Krebs told the Homeland Security Committee that the Nov. 6 elections -- in which every House seat and a third of those in the Senate are up for grabs -- “remain a potential target for Russian actors.” The outcome will determine whether Republicans keep control of both chambers.
U.S. officials have said Russians hackers at least scanned the election systems of all 50 states in 2016 and tried to breach at least 21. There’s no evidence any votes were altered.
Homeland Security is coordinating with state election officials in an effort to prevent hacking, Krebs said.

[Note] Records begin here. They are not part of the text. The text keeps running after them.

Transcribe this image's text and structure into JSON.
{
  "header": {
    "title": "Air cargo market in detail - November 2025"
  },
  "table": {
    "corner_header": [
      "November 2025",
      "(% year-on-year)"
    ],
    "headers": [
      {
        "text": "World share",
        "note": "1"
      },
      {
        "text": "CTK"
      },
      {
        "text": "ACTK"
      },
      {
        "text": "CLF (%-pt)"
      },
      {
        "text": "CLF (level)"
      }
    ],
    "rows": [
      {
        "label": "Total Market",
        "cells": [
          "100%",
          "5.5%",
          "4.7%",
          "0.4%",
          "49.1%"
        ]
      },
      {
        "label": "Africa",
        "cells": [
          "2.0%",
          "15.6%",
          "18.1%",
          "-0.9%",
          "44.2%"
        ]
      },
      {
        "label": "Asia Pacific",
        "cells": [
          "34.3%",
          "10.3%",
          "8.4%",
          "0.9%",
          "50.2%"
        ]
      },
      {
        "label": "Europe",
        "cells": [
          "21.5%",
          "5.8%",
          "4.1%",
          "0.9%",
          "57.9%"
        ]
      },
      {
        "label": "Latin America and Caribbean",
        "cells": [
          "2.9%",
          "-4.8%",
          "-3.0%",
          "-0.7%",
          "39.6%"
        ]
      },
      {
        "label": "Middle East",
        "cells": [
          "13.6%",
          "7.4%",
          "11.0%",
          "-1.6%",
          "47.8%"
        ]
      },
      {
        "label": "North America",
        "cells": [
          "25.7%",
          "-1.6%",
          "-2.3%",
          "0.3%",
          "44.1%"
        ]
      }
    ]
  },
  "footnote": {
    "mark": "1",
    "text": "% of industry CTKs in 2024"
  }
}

In 2016, Russia also sought to influence the U.S. election through fake social media accounts on Facebook, Twitter and Google, U.S. officials have concluded.
This year, the intelligence community sees Russia using social media, fake personas and other means "to influence or inflame positions on opposite ends of controversial issues," Krebs said.
“These efforts appear to be more focused on dividing rather than targeting specific politicians or political candidates,” he said.